Because it's Fun

In faithful English teacher fashion, for Michael’s birthday yesterday, his mom wrote him a poem. She was up at 4am Saturday morning anyway, wrote it, and was done by 6:30am (she said). A piece of Word doc taped into the card whose commercial printed sentiment read: Happy Birthday tough guy. It was a lyric poem dressed up with rhyme that Michael read aloud to us (his family), each word enunciated with mock (“These landmarks are very confusing – a birthday, a wedding, teams losing / They sometimes are sad / And sometimes are glad / And often they robe you of snoozing”) was clue enough to his grandmother to keep reaching into her bag of murmured “Madonna mias” after each stanza’s rest, if not before.

“How do you spell rob?” he asked his mother. 

“R-o-b,” she answered. 

“Because you wrote ‘robe,’” he said, reaching across me to kiss her hand.

We sat and laughed at her ode – a piece of writing that probably sounds easy to compose (once it is composed) but I secretly know how that verse goes.
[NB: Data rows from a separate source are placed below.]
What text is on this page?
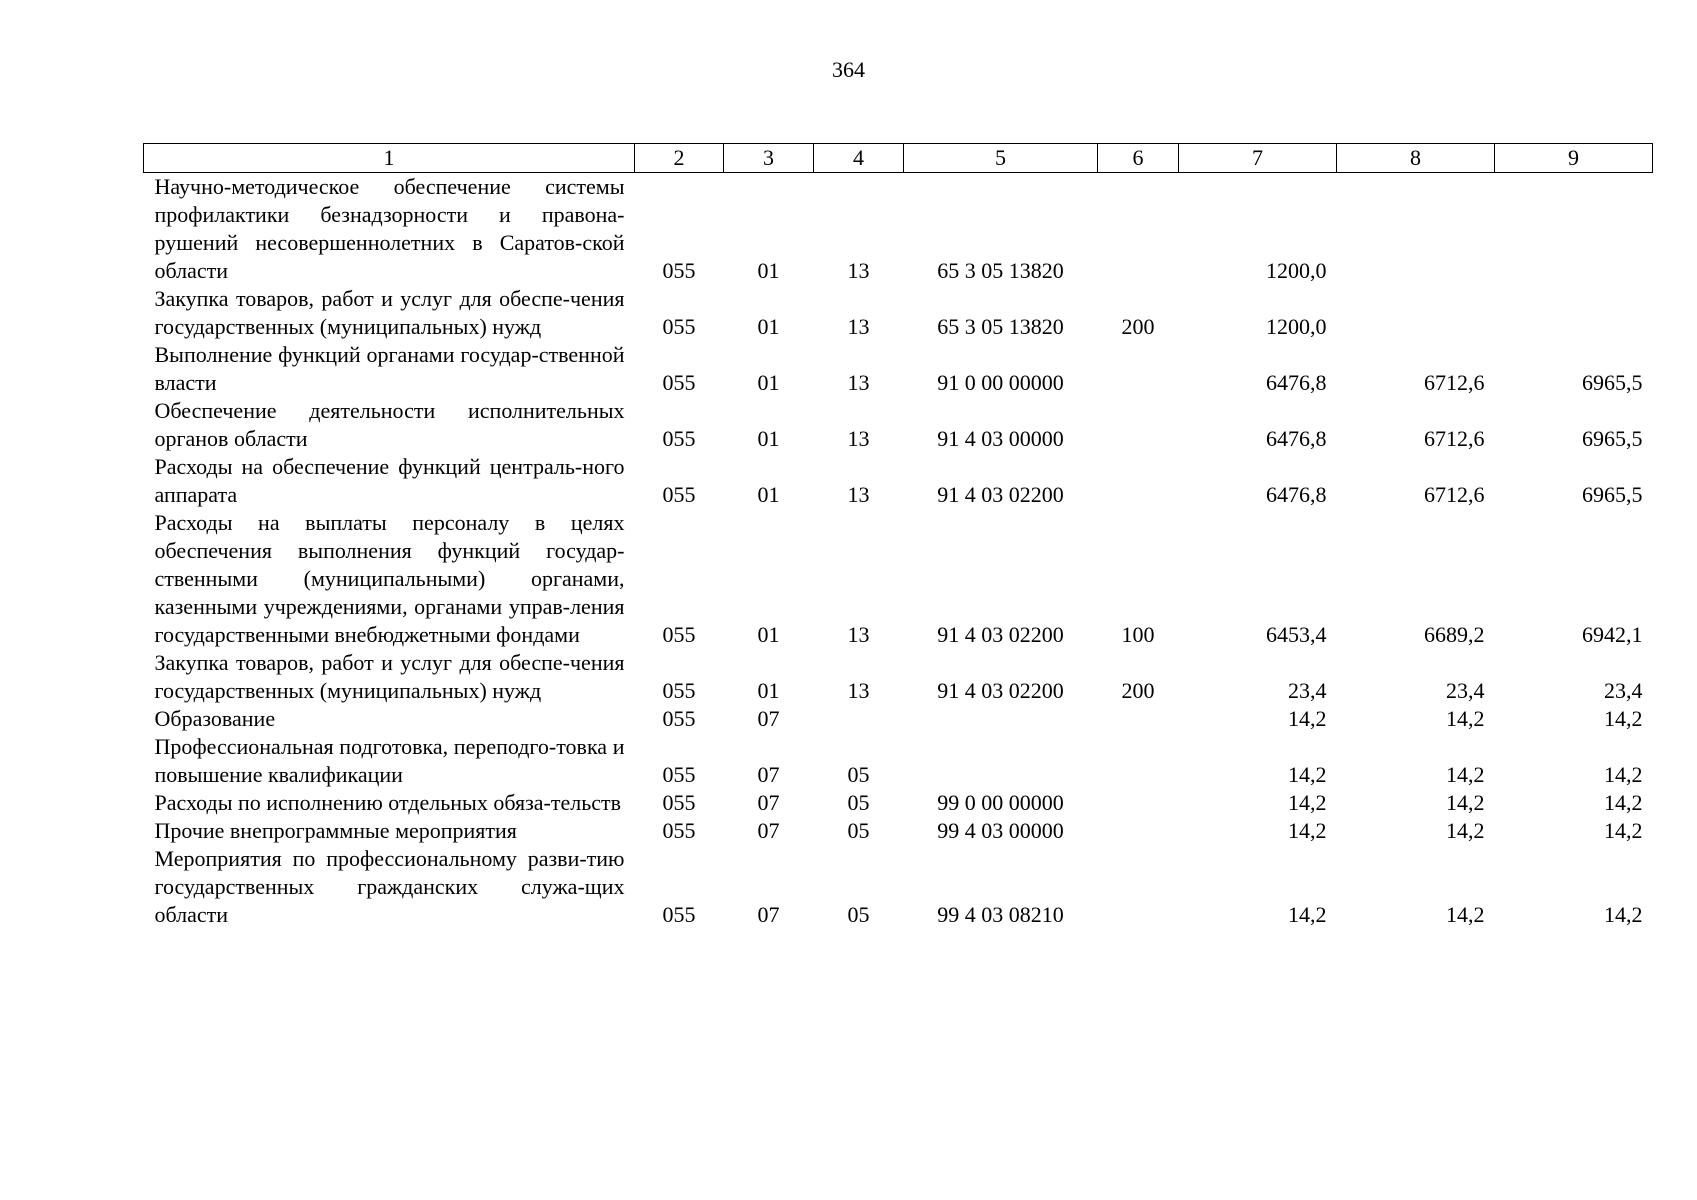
364
1	2	3	4	5	6	7	8	9
Научно-методическое обеспечение системы профилактики безнадзорности и правона-рушений несовершеннолетних в Саратов-ской области	055	01	13	65 3 05 13820		1200,0		
Закупка товаров, работ и услуг для обеспе-чения государственных (муниципальных) нужд	055	01	13	65 3 05 13820	200	1200,0		
Выполнение функций органами государ-ственной власти	055	01	13	91 0 00 00000		6476,8	6712,6	6965,5
Обеспечение деятельности исполнительных органов области	055	01	13	91 4 03 00000		6476,8	6712,6	6965,5
Расходы на обеспечение функций централь-ного аппарата	055	01	13	91 4 03 02200		6476,8	6712,6	6965,5
Расходы на выплаты персоналу в целях обеспечения выполнения функций государ-ственными (муниципальными) органами, казенными учреждениями, органами управ-ления государственными внебюджетными фондами	055	01	13	91 4 03 02200	100	6453,4	6689,2	6942,1
Закупка товаров, работ и услуг для обеспе-чения государственных (муниципальных) нужд	055	01	13	91 4 03 02200	200	23,4	23,4	23,4
Образование	055	07				14,2	14,2	14,2
Профессиональная подготовка, переподго-товка и повышение квалификации	055	07	05			14,2	14,2	14,2
Расходы по исполнению отдельных обяза-тельств	055	07	05	99 0 00 00000		14,2	14,2	14,2
Прочие внепрограммные мероприятия	055	07	05	99 4 03 00000		14,2	14,2	14,2
Мероприятия по профессиональному разви-тию государственных гражданских служа-щих области	055	07	05	99 4 03 08210		14,2	14,2	14,2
I used to write so much poetry. Or as I labeled it in my twenties, poetic prose, because I didn’t take enough poetry courses in college to feed my confidence, or knowledge for it. I always wrote out of a combination of needing to write so that I could feel justified in a deep well of juvenile-turned-adult feelings, and to keep hold of my life and remember the details because whew! I’ve hung around in a lot of smoke. I also wrote to provide myself with a practiced script of sense, not necessarily for the listening ear, but for my love of clarity and brain-tease. (I will sooner try to write something than attempt a math riddle.) I know I’m not alone when I acknowledge that writing is hard. Writing something that you like is even harder. Someone I used to know once told me my writing was lazy, that my snippets of language were teasers of something better and that I was too afraid, too indolent, to move them into something larger. At once offended and found out, I knew this was why I did my best to avoid poetry workshops and writing groups; criticism felt like an unleashed beast I never had the spirit to wrestle. (Still working on mustering that spirit. Any advice?)

I loved Michael’s mom’s poem. I love that she wrote it so early in the morning on the day of the birthday and I love that she printed it out without proofreading. It gave us something to laugh about. It reminded me of another reason I write: Because it’s fun.